Curvature-Aware Sequence Modeling
🔗 Source: arXiv
Preconditioned DeltaNet: Curvature-aware Sequence Modeling for Linear Recurrences
🚀 Technical Novelty
- Mechanism: Derives exact mathematical equivalences between linear attention and DeltaNet under inverse key Gram preconditioning, then implements a practical diagonal approximation paired with efficient chunkwise parallel algorithms for online least-squares updates.
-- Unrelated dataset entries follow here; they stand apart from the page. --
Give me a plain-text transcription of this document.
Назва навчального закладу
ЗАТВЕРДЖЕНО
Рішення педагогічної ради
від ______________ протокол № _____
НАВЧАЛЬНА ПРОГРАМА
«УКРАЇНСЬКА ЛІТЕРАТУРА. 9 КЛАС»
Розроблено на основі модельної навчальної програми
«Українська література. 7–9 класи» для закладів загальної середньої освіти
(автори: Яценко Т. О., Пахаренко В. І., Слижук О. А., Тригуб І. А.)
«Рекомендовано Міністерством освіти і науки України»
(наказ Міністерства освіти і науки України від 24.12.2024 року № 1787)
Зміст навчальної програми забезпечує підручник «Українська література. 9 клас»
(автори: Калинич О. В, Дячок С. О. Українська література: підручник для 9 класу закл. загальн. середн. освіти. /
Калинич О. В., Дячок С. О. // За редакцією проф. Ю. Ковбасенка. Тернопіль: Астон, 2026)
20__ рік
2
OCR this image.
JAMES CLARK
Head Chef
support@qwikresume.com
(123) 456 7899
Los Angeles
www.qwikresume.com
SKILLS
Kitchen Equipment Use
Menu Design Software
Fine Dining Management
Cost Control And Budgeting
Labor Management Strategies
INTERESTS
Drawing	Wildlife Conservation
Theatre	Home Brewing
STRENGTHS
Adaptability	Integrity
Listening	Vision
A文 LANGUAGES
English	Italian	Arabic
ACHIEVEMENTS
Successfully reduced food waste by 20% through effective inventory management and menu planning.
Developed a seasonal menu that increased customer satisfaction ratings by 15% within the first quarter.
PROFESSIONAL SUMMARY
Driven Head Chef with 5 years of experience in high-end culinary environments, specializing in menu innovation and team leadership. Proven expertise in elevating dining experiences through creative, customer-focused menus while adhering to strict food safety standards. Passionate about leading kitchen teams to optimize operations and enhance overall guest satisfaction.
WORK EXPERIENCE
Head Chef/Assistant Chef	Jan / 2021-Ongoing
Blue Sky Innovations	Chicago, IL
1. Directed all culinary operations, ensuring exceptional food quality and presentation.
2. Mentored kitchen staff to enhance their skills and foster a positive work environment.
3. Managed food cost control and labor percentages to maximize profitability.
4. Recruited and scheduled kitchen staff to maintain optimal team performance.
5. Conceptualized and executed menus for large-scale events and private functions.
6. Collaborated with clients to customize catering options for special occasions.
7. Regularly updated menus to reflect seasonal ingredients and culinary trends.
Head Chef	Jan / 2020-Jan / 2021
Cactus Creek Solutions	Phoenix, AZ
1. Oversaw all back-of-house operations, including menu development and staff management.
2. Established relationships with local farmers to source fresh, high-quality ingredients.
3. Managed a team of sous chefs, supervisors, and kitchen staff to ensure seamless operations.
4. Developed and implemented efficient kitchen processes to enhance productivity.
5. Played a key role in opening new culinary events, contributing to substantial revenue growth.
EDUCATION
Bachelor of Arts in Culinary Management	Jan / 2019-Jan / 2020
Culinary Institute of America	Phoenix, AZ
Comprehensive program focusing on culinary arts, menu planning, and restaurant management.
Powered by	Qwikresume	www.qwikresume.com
- Nuance: Prior delta-rule models apply uniform decay or ignore loss curvature during online optimization; this method dynamically scales the write key via learned diagonal preconditioners, capturing second-order geometry while preserving sub-quadratic compute and stable parallel training.
💡 Yield
- Theoretical unification proving that exact inverse Gram preconditioning makes linear attention and DeltaNet mathematically equivalent, with stable diagonal approximations enabling efficient chunkwise parallel forms.
- Consistent perplexity and zero-shot accuracy gains across 340M/1B scale language models on commonsense reasoning and in-context retrieval (S-NIAH) benchmarks, with improved write-eigenvalue expressivity for long-context recall.
⚠️ Limitations
- Diagonal approximation discards cross-dimensional curvature information present in the full key Gram matrix, potentially limiting optimization fidelity in high-dimensional feature spaces.
- Evaluations are restricted to 340M/1B scales and synthetic recall tasks; scalability to larger models or extended contexts requires further validation.
- Cross-architectural comparisons (e.g., vs. KDA) are cautioned against due to fixed configuration choices rather than fully optimized baseline tuning.